“O PEQUENO CORPO” E AS IMBECILIDADES COMETIDAS EM NOME DA RELIGIÃO.

Por Celso Sabadin.

As intolerâncias e dogmas produzidos pelas religiões continuam sendo algumas das mais recorrentes forças propulsoras das histórias retratadas pelo cinema. E nem poderia ser diferente. Afinal, por mais que o mundo evolua – ou pareça evoluir – a ignorância religiosamente difundida permanece no nosso noticiário como causa principal das grandes tragédias humanas. Todos os dias.

O poético “O Pequeno Corpo” é um dos mais recentes exemplos de cinema realizado nesta vertente.

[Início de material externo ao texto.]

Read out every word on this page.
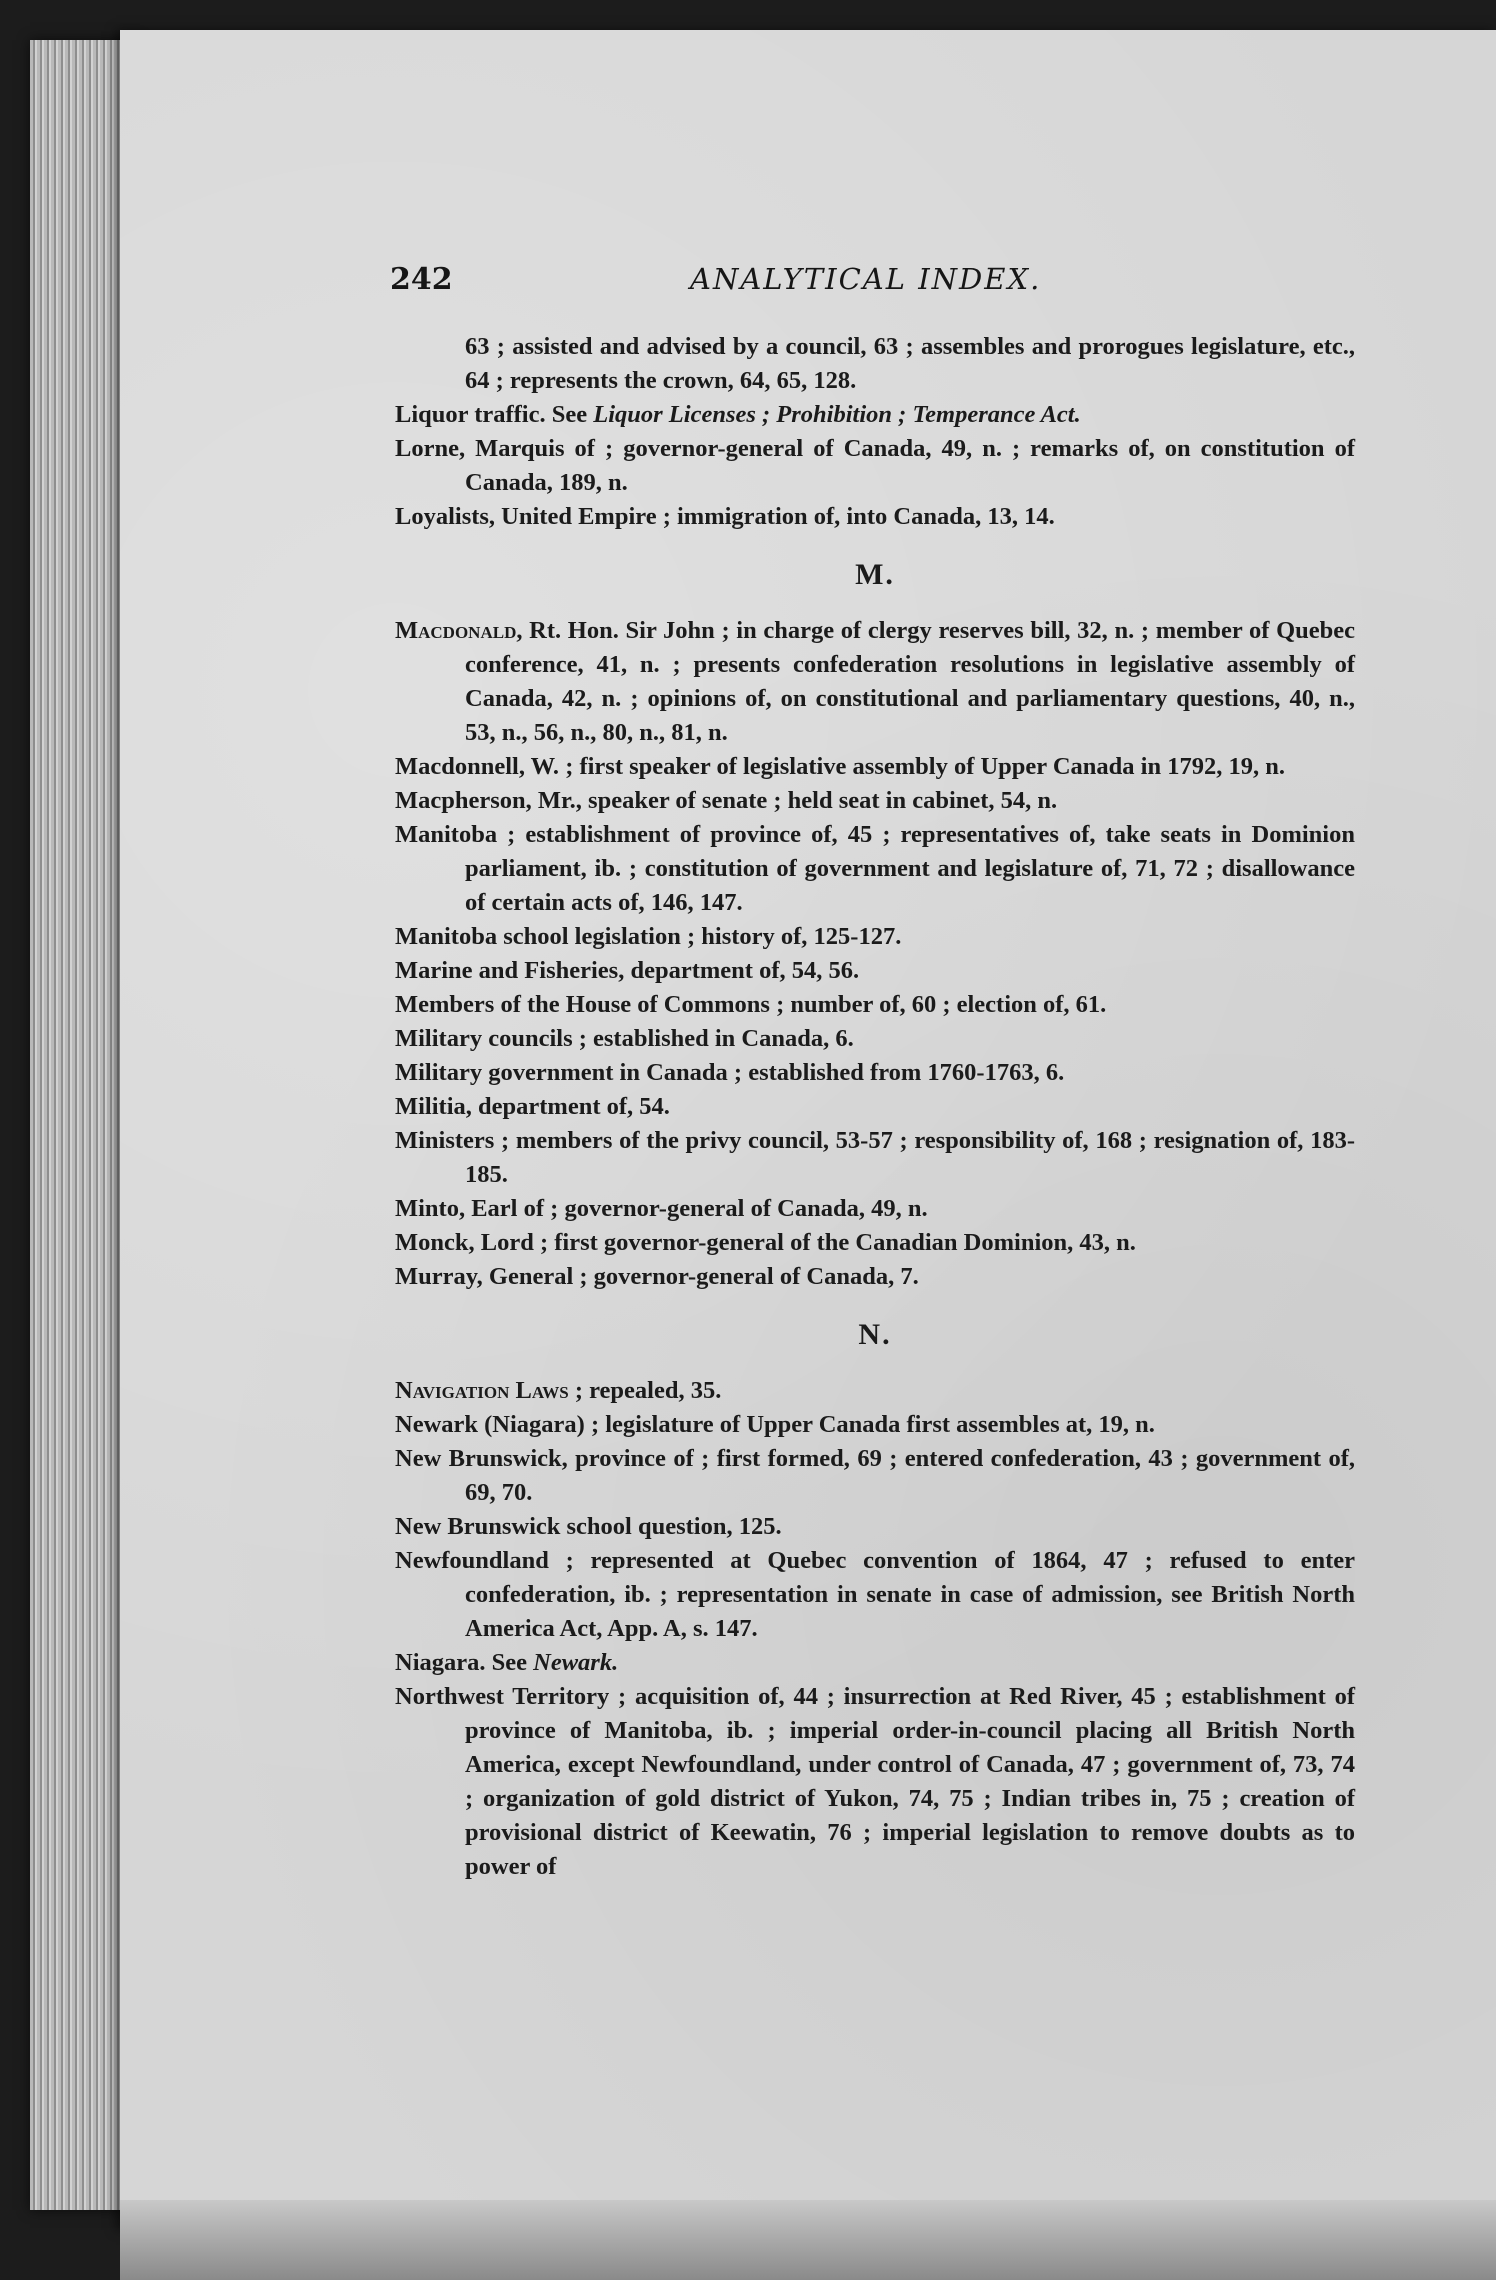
242	ANALYTICAL INDEX.

63 ; assisted and advised by a council, 63 ; assembles and prorogues legislature, etc., 64 ; represents the crown, 64, 65, 128.

Liquor traffic. See Liquor Licenses ; Prohibition ; Temperance Act.

Lorne, Marquis of ; governor-general of Canada, 49, n. ; remarks of, on constitution of Canada, 189, n.

Loyalists, United Empire ; immigration of, into Canada, 13, 14.

M.

Macdonald, Rt. Hon. Sir John ; in charge of clergy reserves bill, 32, n. ; member of Quebec conference, 41, n. ; presents confederation resolutions in legislative assembly of Canada, 42, n. ; opinions of, on constitutional and parliamentary questions, 40, n., 53, n., 56, n., 80, n., 81, n.

Macdonnell, W. ; first speaker of legislative assembly of Upper Canada in 1792, 19, n.

Macpherson, Mr., speaker of senate ; held seat in cabinet, 54, n.

Manitoba ; establishment of province of, 45 ; representatives of, take seats in Dominion parliament, ib. ; constitution of government and legislature of, 71, 72 ; disallowance of certain acts of, 146, 147.

Manitoba school legislation ; history of, 125-127.

Marine and Fisheries, department of, 54, 56.

Members of the House of Commons ; number of, 60 ; election of, 61.

Military councils ; established in Canada, 6.

Military government in Canada ; established from 1760-1763, 6.

Militia, department of, 54.

Ministers ; members of the privy council, 53-57 ; responsibility of, 168 ; resignation of, 183-185.

Minto, Earl of ; governor-general of Canada, 49, n.

Monck, Lord ; first governor-general of the Canadian Dominion, 43, n.

Murray, General ; governor-general of Canada, 7.

N.

Navigation Laws ; repealed, 35.

Newark (Niagara) ; legislature of Upper Canada first assembles at, 19, n.

New Brunswick, province of ; first formed, 69 ; entered confederation, 43 ; government of, 69, 70.

New Brunswick school question, 125.

Newfoundland ; represented at Quebec convention of 1864, 47 ; refused to enter confederation, ib. ; representation in senate in case of admission, see British North America Act, App. A, s. 147.

Niagara. See Newark.

Northwest Territory ; acquisition of, 44 ; insurrection at Red River, 45 ; establishment of province of Manitoba, ib. ; imperial order-in-council placing all British North America, except Newfoundland, under control of Canada, 47 ; government of, 73, 74 ; organization of gold district of Yukon, 74, 75 ; Indian tribes in, 75 ; creation of provisional district of Keewatin, 76 ; imperial legislation to remove doubts as to power of
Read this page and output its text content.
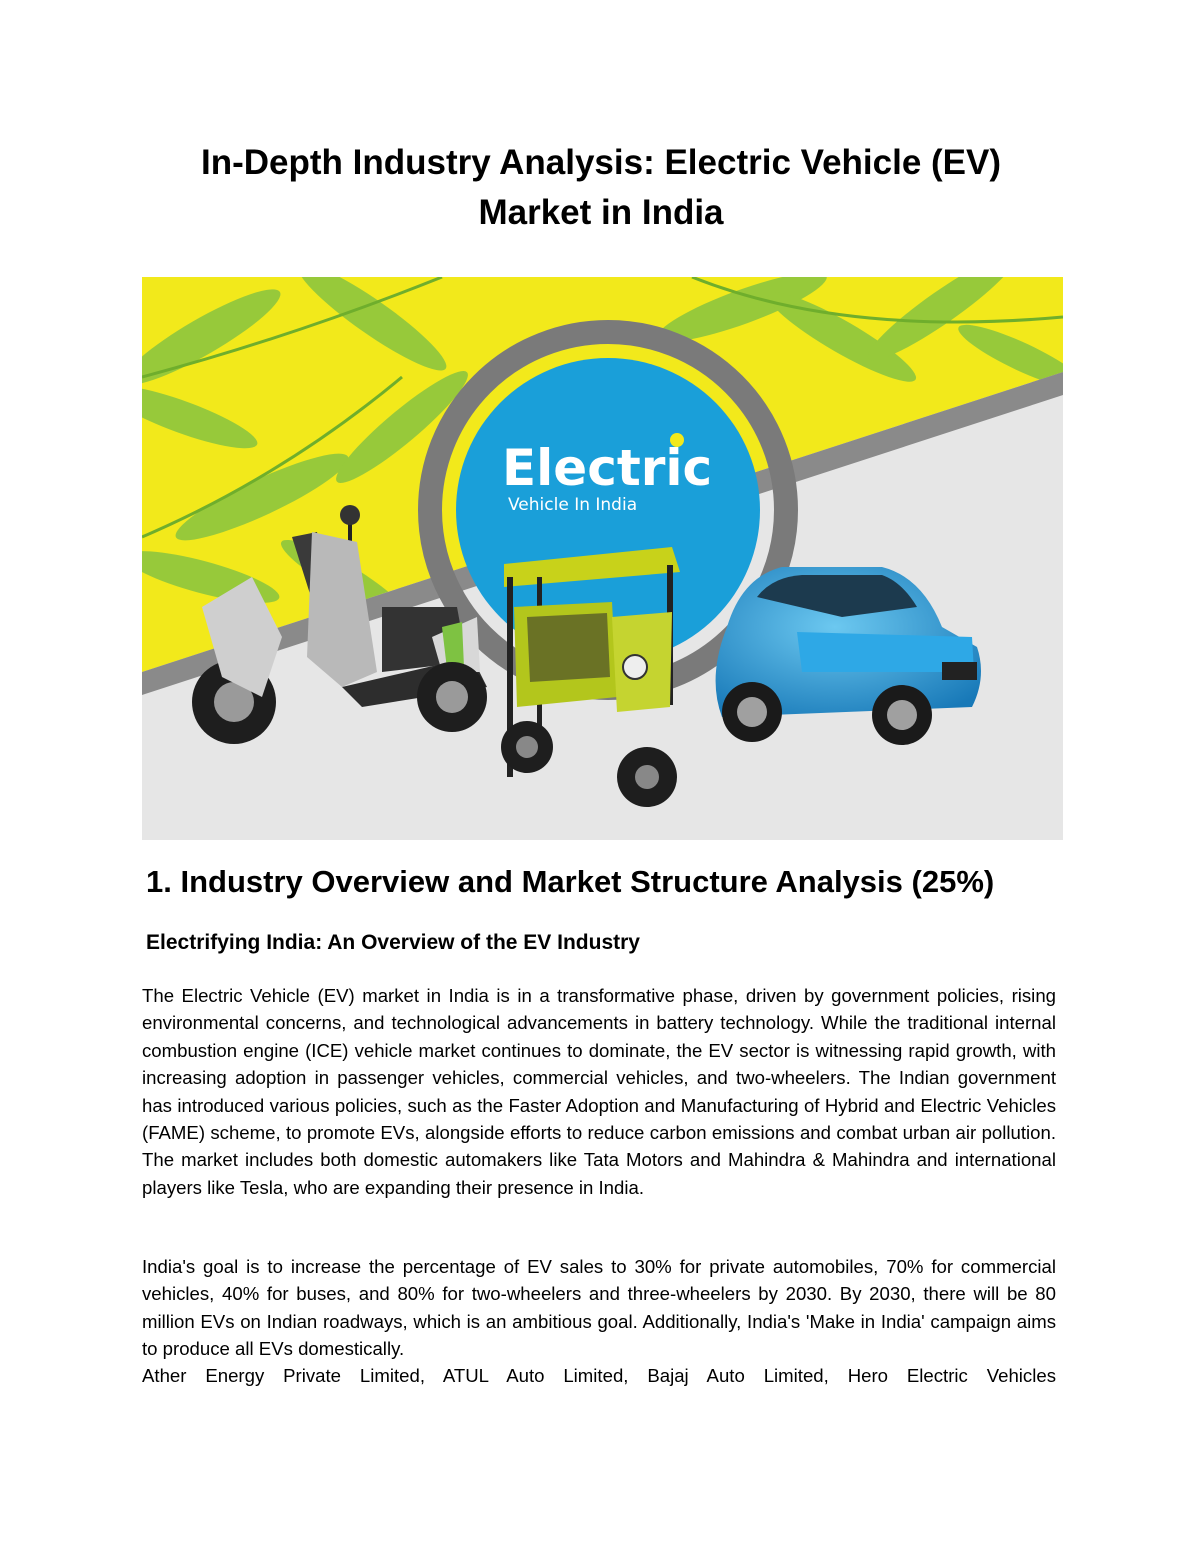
In-Depth Industry Analysis: Electric Vehicle (EV)
Market in India
Electric
Vehicle In India
1. Industry Overview and Market Structure Analysis (25%)
Electrifying India: An Overview of the EV Industry

The Electric Vehicle (EV) market in India is in a transformative phase, driven by government policies, rising environmental concerns, and technological advancements in battery technology. While the traditional internal combustion engine (ICE) vehicle market continues to dominate, the EV sector is witnessing rapid growth, with increasing adoption in passenger vehicles, commercial vehicles, and two-wheelers. The Indian government has introduced various policies, such as the Faster Adoption and Manufacturing of Hybrid and Electric Vehicles (FAME) scheme, to promote EVs, alongside efforts to reduce carbon emissions and combat urban air pollution. The market includes both domestic automakers like Tata Motors and Mahindra & Mahindra and international players like Tesla, who are expanding their presence in India.

India's goal is to increase the percentage of EV sales to 30% for private automobiles, 70% for commercial vehicles, 40% for buses, and 80% for two-wheelers and three-wheelers by 2030. By 2030, there will be 80 million EVs on Indian roadways, which is an ambitious goal. Additionally, India's 'Make in India' campaign aims to produce all EVs domestically.

Ather Energy Private Limited, ATUL Auto Limited, Bajaj Auto Limited, Hero Electric Vehicles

Em algum canto do mundo perdido no tempo e no espaço, a jovem Agata (a estreante Celeste Cescutti) dá à luz uma criança natimorta. Não bastasse a dor da perda, Agata ainda deve enfrentar a intransigência católica do padre local que a impede de sepultar sua bebê em solo sagrado, posto que a criança ainda não havia “respirado”.
O que talvez o padre não soubesse é que a obsessão de uma mãe ferida é capaz de superar qualquer obstáculo. Incluindo a insuperável estupidez religiosa.

O filme levanta uma entre as inúmeras inconsistências do catolicismo: a igreja é historicamente contra o aborto por considerar o feto de algumas semanas como um ser vivo, mas não considera “suficientemente vivo” um natimorto a ponto de autorizar seu sepultamento no solo supostamente sagrado de um cemitério.

Coproduzido por Itália, França e Eslovênia, “O Pequeno Corpo” tem roteiro de Marco Borromei, Elisa Dondi e da própria diretora, Laura Samani, aqui em seu primeiro longa-metragem. Samani optou por uma narrativa intimista e minimalista que potencializa o sofrimento silencioso de sua personagem, ao mesmo tempo que gera um vigoroso contraste com o esplendor das imponentes locações da região italiana de Friuli-Venezia Giulia, local de nascimento da diretora.

Não é apenas a atriz protagonista que não tem experiência em atuação. Seguindo a linha do neorrealismo italiano, quase todo o elenco é formado por pessoas que nunca atuaram antes. Em alguns casos, famílias inteiras.
Os diálogos desenvolvidos em dialetos Veneto e Friuli – outra herança do neorrealismo – acrescentam mais veracidade à trama.

Há também um fundo de verdade na fantástica história que se vê no filme: em 2016, Samani descobriu um pequeno santuário no qual, até o século XIX, acreditava-se ser capaz de trazer de volta à vida bebês natimortos. “Para mim, a melhor parte de uma história é aquele momento em que um personagem decide se rebelar. A escolha de Agata é praticamente escandalosa porque denota orgulho e protesto não apenas contra sua religião, mas também contra as leis da natureza. Agata decide ouvir as vozes que falam sobre os milagres”, explica a cineasta.

Vencedor do David di Donatello (a maior premiação do cinema italiano) na categoria de direção estreante, “O Pequeno Corpo” estreou nesta quinta-feira, 23/11, nos cinemas de São Paulo, Brasília, Jundiaí e Ribeirão Preto.